Come relazionarsi meglio durante il coronavirus
In un momento in cui ci manca vedere amici, possiamo ritrovarci a fare molte videochiamate, che è comunque molto diverso da una semplice conversazione dal vivo. Vediamo alcuni consigli per relazionarsi meglio possibile.
Il potere del silenzio: questo è difficile in una chiamata, poiché la gente pensa che il silenzio possa essere un segno che la linea è caduta. Ma condividere il silenzio può permetterci di sentirci vicini. Inoltre, il fatto che stiamo ascoltando in modo favorevole può consentire all’oratore di avere pensieri creativi molto più ricchi mentre sono in silenzio.
Pari tempo di trasmissione: in una chat con un amico o un genitore, dobbiamo assicurarci che il tempo sia condiviso equamente tra le due parti. Non ha valore chiamare tua mamma e parlarle per 30 minuti senza dargli spazio.

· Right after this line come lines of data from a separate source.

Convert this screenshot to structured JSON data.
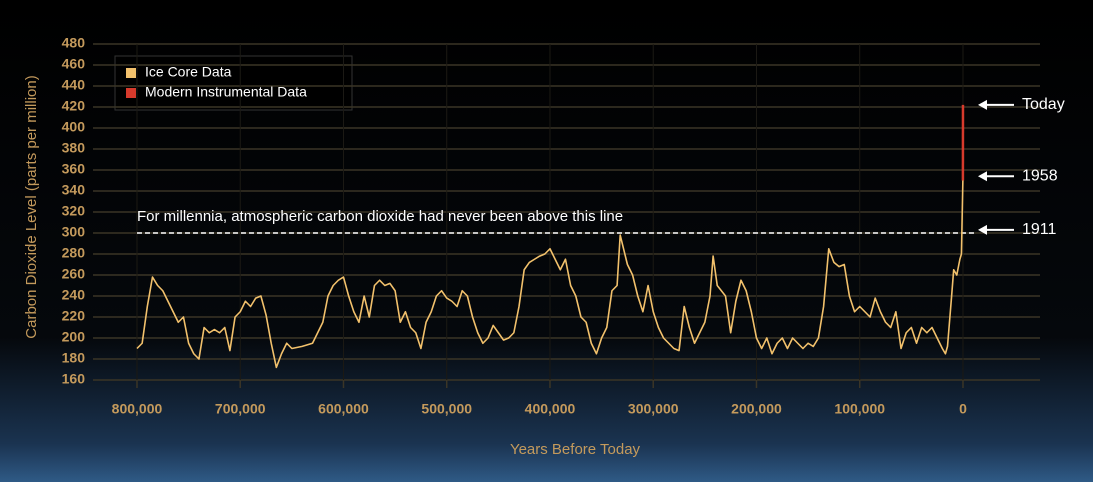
{
  "chart_data": {
    "type": "line",
    "xlabel": "Years Before Today",
    "ylabel": "Carbon Dioxide Level (parts per million)",
    "xlim": [
      842600,
      -74600
    ],
    "ylim": [
      160,
      480
    ],
    "xticks": [
      {
        "value": 800000,
        "label": "800,000"
      },
      {
        "value": 700000,
        "label": "700,000"
      },
      {
        "value": 600000,
        "label": "600,000"
      },
      {
        "value": 500000,
        "label": "500,000"
      },
      {
        "value": 400000,
        "label": "400,000"
      },
      {
        "value": 300000,
        "label": "300,000"
      },
      {
        "value": 200000,
        "label": "200,000"
      },
      {
        "value": 100000,
        "label": "100,000"
      },
      0
    ],
    "yticks": [
      160,
      180,
      200,
      220,
      240,
      260,
      280,
      300,
      320,
      340,
      360,
      380,
      400,
      420,
      440,
      460,
      480
    ],
    "grid": true,
    "legend": "upper left",
    "series": [
      {
        "name": "Ice Core Data",
        "color": "#f2c16c",
        "x": [
          800000,
          795000,
          790000,
          785000,
          780000,
          775000,
          770000,
          765000,
          760000,
          755000,
          750000,
          745000,
          740000,
          735000,
          730000,
          725000,
          720000,
          715000,
          710000,
          705000,
          700000,
          695000,
          690000,
          685000,
          680000,
          675000,
          670000,
          665000,
          660000,
          655000,
          650000,
          640000,
          630000,
          620000,
          615000,
          610000,
          605000,
          600000,
          595000,
          590000,
          585000,
          580000,
          575000,
          570000,
          565000,
          560000,
          555000,
          550000,
          545000,
          540000,
          535000,
          530000,
          525000,
          520000,
          515000,
          510000,
          505000,
          500000,
          495000,
          490000,
          485000,
          480000,
          475000,
          470000,
          465000,
          460000,
          455000,
          450000,
          445000,
          440000,
          435000,
          430000,
          425000,
          420000,
          415000,
          410000,
          405000,
          400000,
          395000,
          390000,
          385000,
          380000,
          375000,
          370000,
          365000,
          360000,
          355000,
          350000,
          345000,
          340000,
          335000,
          332000,
          325000,
          320000,
          315000,
          310000,
          305000,
          300000,
          295000,
          290000,
          285000,
          280000,
          275000,
          270000,
          265000,
          260000,
          255000,
          250000,
          245000,
          242000,
          238000,
          230000,
          225000,
          220000,
          215000,
          210000,
          205000,
          200000,
          195000,
          190000,
          185000,
          180000,
          175000,
          170000,
          165000,
          160000,
          155000,
          150000,
          145000,
          140000,
          135000,
          130000,
          125000,
          120000,
          115000,
          110000,
          105000,
          100000,
          95000,
          90000,
          85000,
          80000,
          75000,
          70000,
          65000,
          60000,
          55000,
          50000,
          45000,
          40000,
          35000,
          30000,
          25000,
          20000,
          17000,
          15000,
          11000,
          9000,
          6000,
          3000,
          1500,
          100
        ],
        "values": [
          190,
          195,
          230,
          258,
          250,
          245,
          235,
          225,
          215,
          220,
          195,
          185,
          180,
          210,
          205,
          208,
          205,
          210,
          188,
          220,
          225,
          235,
          230,
          238,
          240,
          222,
          195,
          172,
          185,
          195,
          190,
          192,
          195,
          215,
          240,
          250,
          255,
          258,
          240,
          225,
          215,
          240,
          220,
          250,
          255,
          250,
          252,
          245,
          215,
          225,
          210,
          205,
          190,
          215,
          225,
          240,
          245,
          238,
          235,
          230,
          245,
          240,
          220,
          205,
          195,
          200,
          212,
          205,
          198,
          200,
          205,
          230,
          265,
          272,
          275,
          278,
          280,
          285,
          275,
          265,
          275,
          250,
          240,
          220,
          215,
          195,
          185,
          200,
          210,
          245,
          250,
          298,
          270,
          260,
          240,
          225,
          250,
          225,
          210,
          200,
          195,
          190,
          188,
          230,
          210,
          195,
          205,
          215,
          240,
          278,
          250,
          240,
          205,
          235,
          255,
          245,
          225,
          200,
          190,
          200,
          185,
          195,
          200,
          190,
          200,
          195,
          190,
          195,
          192,
          200,
          230,
          285,
          272,
          268,
          270,
          240,
          225,
          230,
          225,
          220,
          238,
          225,
          215,
          210,
          225,
          190,
          205,
          210,
          195,
          210,
          205,
          210,
          200,
          190,
          185,
          192,
          240,
          265,
          260,
          275,
          280,
          350
        ]
      },
      {
        "name": "Modern Instrumental Data",
        "color": "#d63a2c",
        "x": [
          60,
          0
        ],
        "values": [
          350,
          422
        ]
      }
    ],
    "reference_line": {
      "value": 300,
      "text": "For millennia, atmospheric carbon dioxide had never been above this line"
    },
    "annotations": [
      {
        "text": "Today",
        "y": 422
      },
      {
        "text": "1958",
        "y": 354
      },
      {
        "text": "1911",
        "y": 303
      }
    ]
  }
}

Ascolta profondamente: l’uso di tecniche di ascolto profondo può consentire alle persone di sentirsi veramente comprese. Ciò implica prestare tutta la nostra attenzione all’oratore, ascoltare con curiosità e senza giudizio le loro parole, emozioni e il loro significato sottostante, quindi riassumere le loro opinioni per essere sicuri di aver capito.
Contatto visivo: “La ricerca mostra che quando aumentiamo il contatto visivo, altri prestano più attenzione a noi”, afferma il prof. Jeremy Bailenson, direttore fondatore del Virtual Human Interaction Lab dell’Università di Stanford. “Dobbiamo scegliere tra guardare qualcuno negli occhi e leggere segnali non verbali, come una faccia curiosa”, afferma il prof. Bailenson. “Per 30 anni, le aziende di videoconferenza hanno provato tutti i tipi di dispositivi per cercare di risolvere il problema del contatto visivo ma nessuno lo ha risolto.”